Funny how the law is “Black and White, and Gray when it suits itself.”

Non smokers are not a protected class, but smokers are forced to follow the laws.

Murderers give up their civil rights when they kill someone because the law says murder is illegal.

Yet in times of war, murder is acceptable even if that war goes undeclared. There’s always a Gray area to the law, if people are smart enough to find it.

It’s the same argument Pro-Lifers vs Pro-Choice have:

1. Pro-Life by definition means there is ABSOLUTELY no circumstance that justifies abortion.

2. Pro-Choic says, there is ALWAYS a stipulation, or extenuating circumstance where the choice is directly up to the person involved.

Arguments, I’ve personally seen from Pro-Life: What if your 12 year old daughter was brutally raped and got pregnant. “Well in that case she should get an abortion, even more so if it’s medically relevant to her health.”

My response, “So you are in fact Pro-Choice not Pro-Life.”

There is no Gray area when it comes to being Pro-Life, that in fact is what being Pro-Choice is all about. It considers the Gray aspect.

” The Law does not, unless it suits itself in an argument for justification.”

Don’t quote me but recently, I believe a law was passed that prevented employers from discriminating against employees based on credit worthiness. At least it’s a law on my state.

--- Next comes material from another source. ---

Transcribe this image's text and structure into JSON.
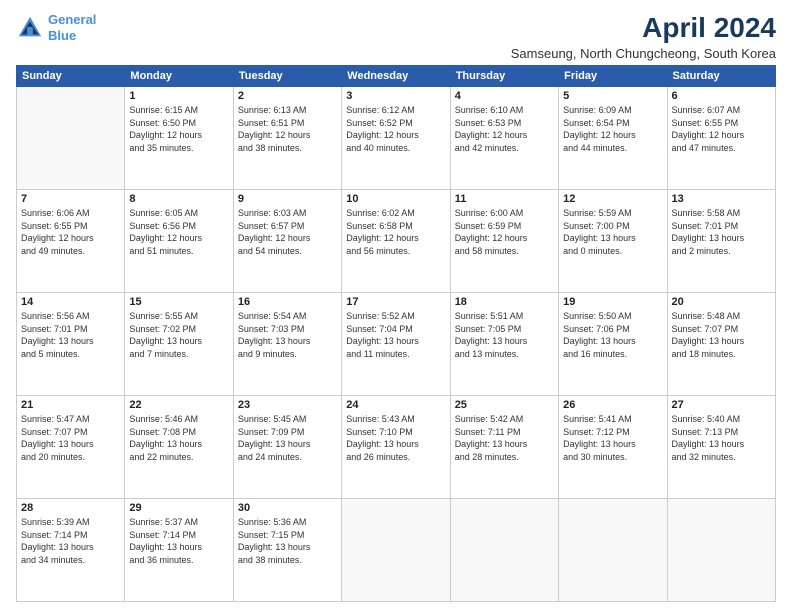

Bad credit vs good credit are not protected classes, but these company’s have to abide by the law. Same argument for smoking and non smokers. It’s just a legal form of discrimination and NO discrimination by definition, doesn’t have to be limited to a protected class.

Being Poor, and Broke, doesn’t make you disabled, or in a protected class. Yet the law is still there to protect people who can’t get jobs due to legal discrimination.

The same argument can be said for Smokers who are looking for employment.

It’s still discrimination no matter how you slice it.